I've been to 'ino, but never had this sandwich, so I improvised on the details. Skipping the fennel, I layered slices of fontina and grilled artichoke hearts from Grace's Marketplace between two slices of organic country white bread from Amy's Bread, then brushed the outer layers of the sandwich with olive oil and placed it in the grill. The result: a crunchy grilled cheese sandwich with an Italian pedigree. Another successful sandwich endeavor accomplished.
The subject of the second installment in the PaninoLog is a sweet pressed sandwich, inspired by the grilled croissant with dulce de leche served at Union Square bakery/cafeteria City Bakery.

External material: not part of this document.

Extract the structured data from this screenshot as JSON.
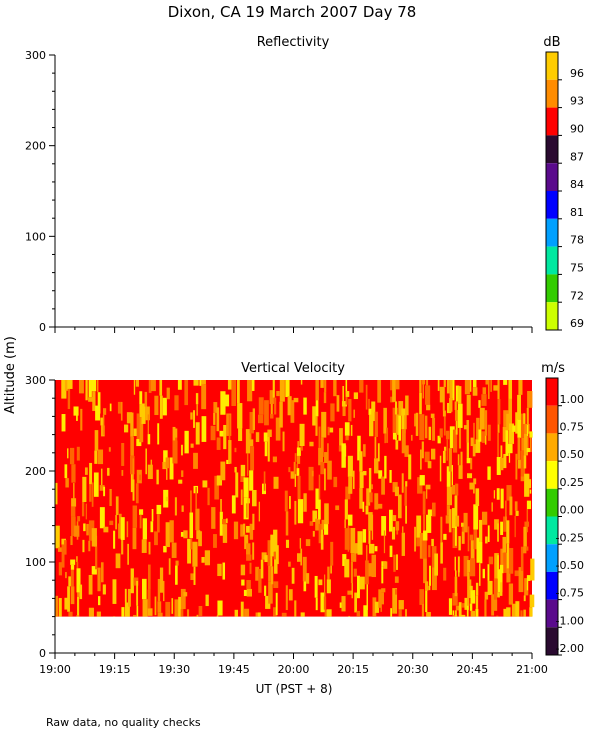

The press ends up crushing the thin layers of the pastry, but the resulting sandwich is crisp and flaky on the outside, while the heat from the grill just begins to melt the thick dulce de leche on the inside.
To re-create the sandwich at home, simply slice a croissant in half, spread it with a generous layer of dulce de leche (from a jar, or if you are ambitious, homemade), lightly brush the outside with butter, and grill until golden brown.
The first installment in this PaninoLog is inspired by pizza with robiola cheese and white truffle oil, which I first tasted at Sapori d'Ischia, an Italian market/restaurant located on the industrial fringe of Woodside, Queens.
The pizza consists of a baked crust that is split, stuffed with a layer of fresh robiola, and drizzled with truffle oil. It's essentially a giant sandwich of sorts, so it lends itself to paninadaptation [note: this is not a real word].
To make the panino version of the pizza, I took a rectangular piece of Sullivan Street Bakery pizza bianca, carefully sliced the bread in half, and spread the inside with fresh robiola. Placing the other piece of bread on top, I lightly brushed both exterior sides with truffle oil and then grilled the sandwich in the panini press. Within minutes, the press produced a thin, crisp sandwich oozing with the creamy, melted robiola and the earthy essence of the truffle oil.